The European Union (EU) on Friday, doled out 20 million Euros (about N8 billion) as support for the education sector in Borno, which had degenerated as a result of the Boko Haram insurgency.
The EU had in January 2018 donated 143 million Euros (N60 billion), as funding for various multi-sectoral interventions in Borno State.
The latest support is a three-year intervention project that will be implemented by the United Nations Children Fund (UNICEF) and Plan International.
At an event held within Government House, Maiduguri, officials of the EU and Borno government, as well as other development partners, gathered to unveil the project.
The EU head of cooperation in Nigeria, Kurt Cornelis, said the support is solely dedicated for the development of the education sector.
“The project implementation is entrusted to our development partners like UNICEF together with the Norwegian Refugee Council and Plan International with Save the Children,” he said.
“This is, therefore, a unique opportunity to provide education to meet immediate needs and to use this to help create stability and in the longer term, reduce inequalities created in the conflict,” he added.
Mr Cornelis said the project would support ”the early recovery of primary and secondary education services in the areas of displacement”.
He said the intervention will ”cover both boys and girls and will cover issues of incentives that will encourage girls, especially, to attend schools regularly”.
He said the EU intervention would also provide an opportunity for building the capacity of teachers for effectiveness, ”improve the capacity of government for effective monitoring and evaluation of the project”.
“The project, therefore, aims to provide formal and non-formal education, training and skill development to youth for livelihood opportunities.
“The project will make extensive efforts to engage all stakeholders, various government departments, ministries and agencies, community leaders, religious leaders, to strengthen public administration for effective management of education system for better and sustainable performance.”
He said though the conflict has gone on for too long and many lives have been affected, the EU is “committed to continuing to help the more than three million children displaced across the North-east who are currently needing education services, not only for their own sake but the prosperity of the nation as a whole.”

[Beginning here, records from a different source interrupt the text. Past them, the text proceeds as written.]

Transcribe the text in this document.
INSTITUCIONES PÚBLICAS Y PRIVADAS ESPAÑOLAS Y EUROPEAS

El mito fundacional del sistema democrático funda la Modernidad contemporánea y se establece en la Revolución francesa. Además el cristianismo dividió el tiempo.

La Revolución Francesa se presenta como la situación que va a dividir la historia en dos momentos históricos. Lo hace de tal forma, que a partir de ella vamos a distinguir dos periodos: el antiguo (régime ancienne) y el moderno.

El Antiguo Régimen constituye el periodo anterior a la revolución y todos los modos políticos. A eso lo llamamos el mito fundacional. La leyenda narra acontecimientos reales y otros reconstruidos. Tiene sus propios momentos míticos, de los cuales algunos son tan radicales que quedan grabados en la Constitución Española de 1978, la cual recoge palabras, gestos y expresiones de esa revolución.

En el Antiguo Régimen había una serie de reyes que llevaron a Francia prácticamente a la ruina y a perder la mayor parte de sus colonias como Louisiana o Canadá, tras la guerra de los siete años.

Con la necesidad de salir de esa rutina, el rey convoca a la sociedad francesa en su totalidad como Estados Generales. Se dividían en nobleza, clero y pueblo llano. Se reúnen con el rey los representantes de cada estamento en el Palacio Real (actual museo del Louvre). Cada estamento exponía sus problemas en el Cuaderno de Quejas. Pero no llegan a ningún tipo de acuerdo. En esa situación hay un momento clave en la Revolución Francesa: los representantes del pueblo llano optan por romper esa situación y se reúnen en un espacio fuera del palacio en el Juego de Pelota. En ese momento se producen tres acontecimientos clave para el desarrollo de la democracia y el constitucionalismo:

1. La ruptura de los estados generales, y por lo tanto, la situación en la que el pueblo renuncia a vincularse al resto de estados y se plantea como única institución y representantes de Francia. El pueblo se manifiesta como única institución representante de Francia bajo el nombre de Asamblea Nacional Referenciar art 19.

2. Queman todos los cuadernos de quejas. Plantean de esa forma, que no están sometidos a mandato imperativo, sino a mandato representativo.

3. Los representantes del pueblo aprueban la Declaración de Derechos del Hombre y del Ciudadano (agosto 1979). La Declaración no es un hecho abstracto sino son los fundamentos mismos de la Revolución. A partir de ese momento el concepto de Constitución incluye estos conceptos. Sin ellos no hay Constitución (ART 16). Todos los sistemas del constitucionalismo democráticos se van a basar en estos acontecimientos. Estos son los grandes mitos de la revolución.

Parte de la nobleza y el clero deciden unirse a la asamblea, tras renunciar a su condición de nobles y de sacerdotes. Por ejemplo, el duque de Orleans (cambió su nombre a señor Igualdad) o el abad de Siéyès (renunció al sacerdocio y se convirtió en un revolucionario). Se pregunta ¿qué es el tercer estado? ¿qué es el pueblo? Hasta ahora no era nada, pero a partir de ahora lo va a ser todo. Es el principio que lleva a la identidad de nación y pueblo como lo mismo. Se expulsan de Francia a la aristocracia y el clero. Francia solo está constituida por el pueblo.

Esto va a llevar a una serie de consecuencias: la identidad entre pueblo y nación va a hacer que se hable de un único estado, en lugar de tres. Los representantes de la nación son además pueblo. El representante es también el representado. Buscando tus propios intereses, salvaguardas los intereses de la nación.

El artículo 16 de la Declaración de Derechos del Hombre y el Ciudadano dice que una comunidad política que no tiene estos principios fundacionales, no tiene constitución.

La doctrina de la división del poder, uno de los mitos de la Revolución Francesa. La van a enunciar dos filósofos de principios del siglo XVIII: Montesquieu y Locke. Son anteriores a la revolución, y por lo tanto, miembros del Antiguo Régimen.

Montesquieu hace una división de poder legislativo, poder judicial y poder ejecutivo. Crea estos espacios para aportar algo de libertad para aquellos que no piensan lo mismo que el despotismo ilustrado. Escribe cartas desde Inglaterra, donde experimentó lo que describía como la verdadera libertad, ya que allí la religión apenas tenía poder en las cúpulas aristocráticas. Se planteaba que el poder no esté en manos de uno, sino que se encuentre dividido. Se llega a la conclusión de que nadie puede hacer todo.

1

He said, “Nigeria’s future depends on a healthy, well-educated workforce that can innovate and inspire.”
Meanwhile, Governor Babagana Umara, who officially flagged off the project, thanked the EU for the funding.
The governor recalled that the 20 million Euros intervention was not the first coming from the EU.
”Last year, the EU had donated the sum of 160 million Euros towards funding a multi-sectoral project tagged ‘the Borno package”’, he said.
The governor clarified that the funds from the EU ”were not loans but grants given to the government of Borno State”.
“Therefore, from the bottom of my heart and on behalf of the people and government of Borno State we want to sincerely thank EU for this show of love,” he said.
Mr Umara also appreciated the UNICEF and PLAN-International who are the two implementation partners that will carry out the project in Borno.
He said, unlike in the past, when similar interventions were shrouded in corruption, his administration ”will set up a powerful mechanism that will not only monitor and evaluate but ensure every kobo coming into the state serves the best interest of the people of Borno”.
According to the implementation partners, the N8 billion will be spent on providing educational services to 150,000 displaced children and also enhance the capacity of 2,500 teachers.
An estimated 182 classrooms and 150 latrines will be rebuilt in reclaimed communities, while 944 casual teachers will also be recruited to teach in the schools where virtual-based academic materials and clean drinking water points will be provided.